Graph Safe Current Scaling Support for GroupedLinear Module/Ops by vthumbe1503 · Pull Request #3143 · NVIDIA/TransformerEngine

vthumbe1503 · 2026-06-25T00:51:38Z

Description

Please include a brief summary of the changes, relevant motivation and context.

Fixes # (issue)

Type of change

Documentation change (change only to the documentation, either a fix or a new content)
Bug fix (non-breaking change which fixes an issue)
New feature (non-breaking change which adds functionality)
Breaking change (fix or feature that would cause existing functionality to not work as expected)
Infra/Build change
Code refactoring

Changes

Please list the changes introduced in this PR:

Change A
Change B

Checklist:

I have read and followed the contributing guidelines
The functionality is complete
I have commented my code, particularly in hard-to-understand areas
I have made corresponding changes to the documentation
My changes generate no new warnings
I have added tests that prove my fix is effective or that my feature works
New and existing unit tests pass locally with my changes

Signed-off-by: Varun Thumbe <vthumbe@nvidia.com>

for more information, see https://pre-commit.ci

Removed details about FP8 current scaling methods.
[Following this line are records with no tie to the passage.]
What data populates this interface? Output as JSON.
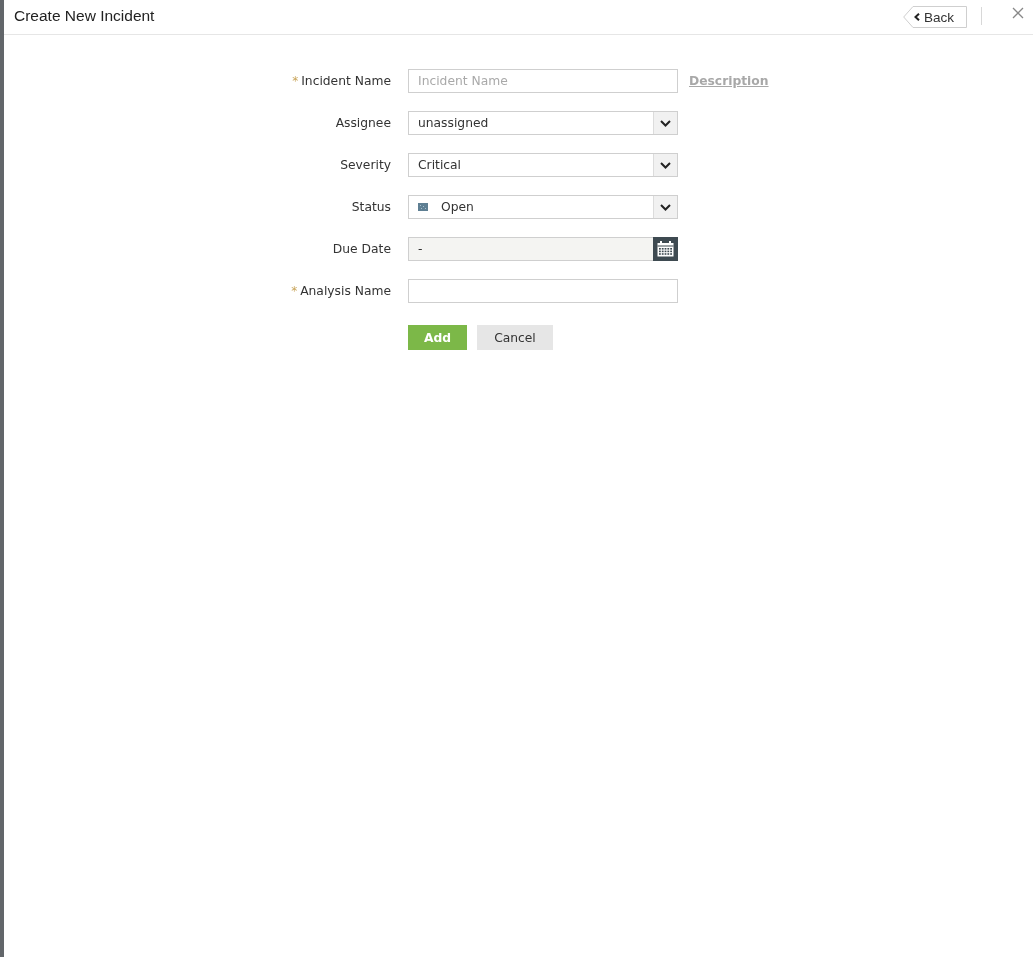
{
  "window": {
    "title": "Create New Incident",
    "back_button": "Back"
  },
  "form": {
    "fields": [
      {
        "kind": "text",
        "required_mark": "*",
        "label": "Incident Name",
        "placeholder": "Incident Name",
        "link": "Description"
      },
      {
        "kind": "select",
        "label": "Assignee",
        "value": "unassigned"
      },
      {
        "kind": "select",
        "label": "Severity",
        "value": "Critical"
      },
      {
        "kind": "status_select",
        "label": "Status",
        "value": "Open"
      },
      {
        "kind": "date",
        "label": "Due Date",
        "value": "-"
      },
      {
        "kind": "text",
        "required_mark": "*",
        "label": "Analysis Name"
      }
    ]
  },
  "buttons": [
    {
      "kind": "primary",
      "label": "Add"
    },
    {
      "kind": "secondary",
      "label": "Cancel"
    }
  ]
}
Signed-off-by: vthumbe1503 <vthumbe@nvidia.com>

vthumbe1503 · 2026-06-25T00:57:35Z

/te-ci pytorch

greptile-apps · 2026-06-25T01:01:21Z

Greptile Summary

This PR extends the graph-safe grouped-tensor / cuBLASLt GEMM path (_GroupedLinear module and GroupedLinear op) to support FP8 per-tensor current scaling (Float8CurrentScalingQuantizer) on both Hopper (CC 9.0) and Blackwell (CC 10.x/11.0), in addition to the existing MXFP8/NVFP4 Blackwell-only support. Corresponding test parametrization is added to cover the new recipe.
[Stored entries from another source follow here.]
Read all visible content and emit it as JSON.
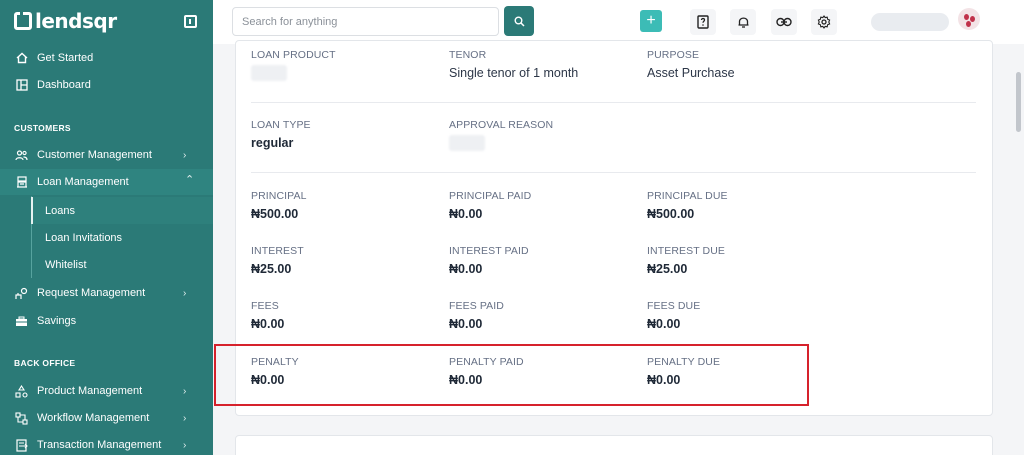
{
  "app": {
    "brand": "lendsqr"
  },
  "search": {
    "placeholder": "Search for anything"
  },
  "topbar": {
    "plus_label": "+"
  },
  "sidebar": {
    "top_items": [
      {
        "label": "Get Started"
      },
      {
        "label": "Dashboard"
      }
    ],
    "customers_title": "CUSTOMERS",
    "customer_items": [
      {
        "label": "Customer Management"
      },
      {
        "label": "Loan Management"
      }
    ],
    "loan_sub_items": [
      {
        "label": "Loans"
      },
      {
        "label": "Loan Invitations"
      },
      {
        "label": "Whitelist"
      }
    ],
    "more_items": [
      {
        "label": "Request Management"
      },
      {
        "label": "Savings"
      }
    ],
    "backoffice_title": "BACK OFFICE",
    "backoffice_items": [
      {
        "label": "Product Management"
      },
      {
        "label": "Workflow Management"
      },
      {
        "label": "Transaction Management"
      }
    ]
  },
  "details": {
    "loan_product": {
      "label": "LOAN PRODUCT"
    },
    "tenor": {
      "label": "TENOR",
      "value": "Single tenor of 1 month"
    },
    "purpose": {
      "label": "PURPOSE",
      "value": "Asset Purchase"
    },
    "loan_type": {
      "label": "LOAN TYPE",
      "value": "regular"
    },
    "approval_reason": {
      "label": "APPROVAL REASON"
    },
    "principal": {
      "label": "PRINCIPAL",
      "value": "₦500.00"
    },
    "principal_paid": {
      "label": "PRINCIPAL PAID",
      "value": "₦0.00"
    },
    "principal_due": {
      "label": "PRINCIPAL DUE",
      "value": "₦500.00"
    },
    "interest": {
      "label": "INTEREST",
      "value": "₦25.00"
    },
    "interest_paid": {
      "label": "INTEREST PAID",
      "value": "₦0.00"
    },
    "interest_due": {
      "label": "INTEREST DUE",
      "value": "₦25.00"
    },
    "fees": {
      "label": "FEES",
      "value": "₦0.00"
    },
    "fees_paid": {
      "label": "FEES PAID",
      "value": "₦0.00"
    },
    "fees_due": {
      "label": "FEES DUE",
      "value": "₦0.00"
    },
    "penalty": {
      "label": "PENALTY",
      "value": "₦0.00"
    },
    "penalty_paid": {
      "label": "PENALTY PAID",
      "value": "₦0.00"
    },
    "penalty_due": {
      "label": "PENALTY DUE",
      "value": "₦0.00"
    }
  },
  "colors": {
    "sidebar_bg": "#2b7a77",
    "accent": "#3cbcb6",
    "highlight": "#d6222c"
  }
}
Adds an early-return guard for Float8CurrentScalingQuantizer ahead of the Blackwell-only MXFP8/NVFP4 compute-capability check in both the module (_GroupedLinear._is_grouped_tensor_supported) and the op (GroupedLinear._use_grouped_tensor_path).
Refines the rowwise_data / scale_inv memory-freeing logic to only clear those fields when columnwise_data is available — correctly implemented in ops/basic/grouped_linear.py, but the if condition was accidentally appended to a comment in module/grouped_linear.py, leaving the assignments unconditional.

Confidence Score: 3/5

Not safe to merge as-is: the module-level forward stores a None activation for the weight gradient computation on any non-FP8 grouped-tensor training pass where weights require gradients.
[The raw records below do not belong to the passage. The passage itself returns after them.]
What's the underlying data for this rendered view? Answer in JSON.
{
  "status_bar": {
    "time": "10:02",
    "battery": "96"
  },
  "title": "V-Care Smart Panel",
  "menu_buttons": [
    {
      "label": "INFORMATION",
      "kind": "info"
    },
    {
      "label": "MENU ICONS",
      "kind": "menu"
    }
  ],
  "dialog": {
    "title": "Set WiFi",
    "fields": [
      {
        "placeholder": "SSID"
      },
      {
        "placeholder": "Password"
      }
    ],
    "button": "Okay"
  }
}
The module/grouped_linear.py change incorrectly embeds the if fp8 and grouped_x.columnwise_data is not None: guard inside a comment, leaving grouped_x.rowwise_data = None and grouped_x.scale_inv = None unconditional. In any non-FP8 (BF16/FP16) training run that takes the grouped-tensor path with weight_requires_grad=True, the activation buffer saved for backward will be None, breaking weight gradient computation. The parallel fix in ops/basic/grouped_linear.py is correct, so only the module path is affected — but that path covers the existing BF16/FP16 training workload on Hopper and Blackwell.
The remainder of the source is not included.